Semua karyawan sebuah toko di Jalan Mayjen Sungkono Surabaya dikumpulkan untuk menerima pesangon. Toko yang telah berdiri puluhan tahun itu memutuskan tutup karena tidak mampu bersaing dengan toko-toko daring yang menawarkan harga lebih murah. Di tengah-tengah antrean, Erna melemparkan pertanyaan kepada Yono, suaminya.
“Bagaimana nasib kita, Pa?”
“Kita hanya bawahan, bisanya hanya menurut sama bos.”
“Aku paham, masa kita setelah ini nganngur di rumah. Lama-lama pesangon kita bisa habis.”
“Coba kamu jualan online kaya Bu Yeti, siapa tahu bisa mencukupi kebutuhan sehari-hari. Sementara untuk menunggu panggilan kerja, aku akan menjadi ojol.”
Usai menerima pesangon, mereka mengeksekusi rencana. Tapi apa daya, rencana mereka tidak sesuai harapannya. Pesanan ojek daring Yono sepi karena masa pandemi. Toko daring Erna kalah bersaing dengan distributor besar. Akibatnya pesangon mereka semakin menipis.
“Sepertinya Mama harus menitipkan Tofa di kampung agar kita bisa bertahan hidup.” Saran Yono kepada Erna.
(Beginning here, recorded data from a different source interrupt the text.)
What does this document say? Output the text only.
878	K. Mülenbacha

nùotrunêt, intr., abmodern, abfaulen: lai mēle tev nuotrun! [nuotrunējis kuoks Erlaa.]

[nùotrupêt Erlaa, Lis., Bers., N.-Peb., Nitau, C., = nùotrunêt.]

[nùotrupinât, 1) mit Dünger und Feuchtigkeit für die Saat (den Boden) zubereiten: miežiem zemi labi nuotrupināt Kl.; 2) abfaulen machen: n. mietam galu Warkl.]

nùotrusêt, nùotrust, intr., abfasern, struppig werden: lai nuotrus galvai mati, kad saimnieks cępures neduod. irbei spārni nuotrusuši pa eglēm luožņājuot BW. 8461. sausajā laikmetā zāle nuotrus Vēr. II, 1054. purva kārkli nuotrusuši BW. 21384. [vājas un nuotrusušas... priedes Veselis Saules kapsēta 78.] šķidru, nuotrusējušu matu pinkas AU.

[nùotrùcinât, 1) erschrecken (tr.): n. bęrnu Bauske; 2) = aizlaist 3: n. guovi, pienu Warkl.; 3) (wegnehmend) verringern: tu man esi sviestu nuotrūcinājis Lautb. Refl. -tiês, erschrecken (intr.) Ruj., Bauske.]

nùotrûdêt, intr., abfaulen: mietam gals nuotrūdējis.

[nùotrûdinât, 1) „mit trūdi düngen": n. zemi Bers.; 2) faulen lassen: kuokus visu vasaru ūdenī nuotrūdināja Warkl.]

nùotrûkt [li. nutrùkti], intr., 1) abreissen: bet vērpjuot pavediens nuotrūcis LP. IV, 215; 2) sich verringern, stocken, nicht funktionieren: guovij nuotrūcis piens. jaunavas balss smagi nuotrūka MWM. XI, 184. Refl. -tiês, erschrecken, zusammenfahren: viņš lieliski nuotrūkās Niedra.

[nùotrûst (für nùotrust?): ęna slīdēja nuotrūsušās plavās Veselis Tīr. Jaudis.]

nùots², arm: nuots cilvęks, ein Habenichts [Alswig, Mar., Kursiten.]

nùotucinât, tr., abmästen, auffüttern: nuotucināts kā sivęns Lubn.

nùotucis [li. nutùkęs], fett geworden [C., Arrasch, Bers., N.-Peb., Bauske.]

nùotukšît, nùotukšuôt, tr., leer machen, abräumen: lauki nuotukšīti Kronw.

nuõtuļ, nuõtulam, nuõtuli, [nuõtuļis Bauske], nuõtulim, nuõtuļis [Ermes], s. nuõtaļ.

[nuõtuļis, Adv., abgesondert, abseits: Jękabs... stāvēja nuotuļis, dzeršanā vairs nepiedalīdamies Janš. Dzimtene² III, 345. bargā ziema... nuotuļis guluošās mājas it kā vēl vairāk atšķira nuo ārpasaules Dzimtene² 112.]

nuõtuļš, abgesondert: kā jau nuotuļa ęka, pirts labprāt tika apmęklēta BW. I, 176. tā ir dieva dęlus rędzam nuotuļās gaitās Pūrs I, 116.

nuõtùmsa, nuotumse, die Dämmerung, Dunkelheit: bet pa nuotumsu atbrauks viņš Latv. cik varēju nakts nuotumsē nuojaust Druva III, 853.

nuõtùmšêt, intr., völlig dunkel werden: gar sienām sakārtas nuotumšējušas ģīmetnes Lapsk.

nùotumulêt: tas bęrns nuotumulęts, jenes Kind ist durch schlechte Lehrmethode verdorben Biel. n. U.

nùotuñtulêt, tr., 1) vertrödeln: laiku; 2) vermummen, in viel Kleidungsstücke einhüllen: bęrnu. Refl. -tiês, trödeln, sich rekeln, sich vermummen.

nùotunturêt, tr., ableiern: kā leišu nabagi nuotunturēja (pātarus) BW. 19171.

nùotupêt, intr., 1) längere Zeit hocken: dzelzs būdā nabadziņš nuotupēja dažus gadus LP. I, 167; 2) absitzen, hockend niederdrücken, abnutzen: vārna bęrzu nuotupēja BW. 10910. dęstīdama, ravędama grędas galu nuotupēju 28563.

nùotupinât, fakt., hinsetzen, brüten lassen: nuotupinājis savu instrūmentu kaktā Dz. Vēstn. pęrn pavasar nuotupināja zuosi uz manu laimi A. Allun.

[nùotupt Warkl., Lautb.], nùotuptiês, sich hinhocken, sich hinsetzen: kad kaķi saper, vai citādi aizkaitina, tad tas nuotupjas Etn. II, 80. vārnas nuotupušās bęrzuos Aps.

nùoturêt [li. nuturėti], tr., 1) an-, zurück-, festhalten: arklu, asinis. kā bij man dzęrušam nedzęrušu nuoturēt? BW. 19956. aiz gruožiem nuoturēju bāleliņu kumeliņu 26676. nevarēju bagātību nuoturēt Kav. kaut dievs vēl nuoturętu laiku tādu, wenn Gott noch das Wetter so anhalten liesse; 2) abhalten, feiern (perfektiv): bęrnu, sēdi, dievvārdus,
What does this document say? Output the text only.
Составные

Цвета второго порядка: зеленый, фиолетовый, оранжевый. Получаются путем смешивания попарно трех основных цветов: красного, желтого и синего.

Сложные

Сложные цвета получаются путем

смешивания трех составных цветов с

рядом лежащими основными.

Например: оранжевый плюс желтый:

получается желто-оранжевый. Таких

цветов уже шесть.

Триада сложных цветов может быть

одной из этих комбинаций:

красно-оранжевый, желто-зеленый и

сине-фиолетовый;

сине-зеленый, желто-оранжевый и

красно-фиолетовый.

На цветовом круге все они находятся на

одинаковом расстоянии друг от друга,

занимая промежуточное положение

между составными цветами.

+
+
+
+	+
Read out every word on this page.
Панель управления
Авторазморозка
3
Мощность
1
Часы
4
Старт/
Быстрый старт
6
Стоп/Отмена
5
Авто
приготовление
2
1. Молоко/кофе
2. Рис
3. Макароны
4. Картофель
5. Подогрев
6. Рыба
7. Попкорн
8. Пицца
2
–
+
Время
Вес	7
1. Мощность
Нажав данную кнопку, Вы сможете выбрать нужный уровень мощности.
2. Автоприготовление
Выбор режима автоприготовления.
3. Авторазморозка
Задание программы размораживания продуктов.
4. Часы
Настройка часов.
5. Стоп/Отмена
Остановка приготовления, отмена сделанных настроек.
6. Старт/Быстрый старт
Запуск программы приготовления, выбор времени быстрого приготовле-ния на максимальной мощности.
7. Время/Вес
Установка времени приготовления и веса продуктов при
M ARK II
“Apa tidak ada jalan lain, Pa?”
“Aku rasa semua jalan sudah aku jalani. Aku sudah bekerja di bengkel Pak To, malamnya jadi ojol. Mama juga bekerja sambilan sebagai ART. Tetapi setelah kuhitung-hitung masih besar pasak daripada tiang. Coba titipkan Tofa di rumah ibu Mama di kampung. Dengan begitu, kita bisa leluasa bekerja lembur atau serabutan tanpa kepikiran kondisi Tofa di rumah.”
“Tapi, Pa…”
“Mama harus melakukan sekarang, nanti jika mendekati lebaran dilarang pulang kampung. Uang kita sudah tidak cukup untuk memenuhi bulan ini jika kita masih seperti ini.”
Dengan perasaan terpaksa, Erna menuruti saran suaminya. Ia menyadari, menitipkan Tofa yang berusia sepuluh tahun kepada ibunya adalah pilihan terbaik kali ini.
Sebelum azan subuh, Erna dan Tofa berangkat ke Terminal Bungurasih. Erna berniat menitipkan Tofa kepada Solik, neneknya, yang berada di Sumbermiri, Lengkong.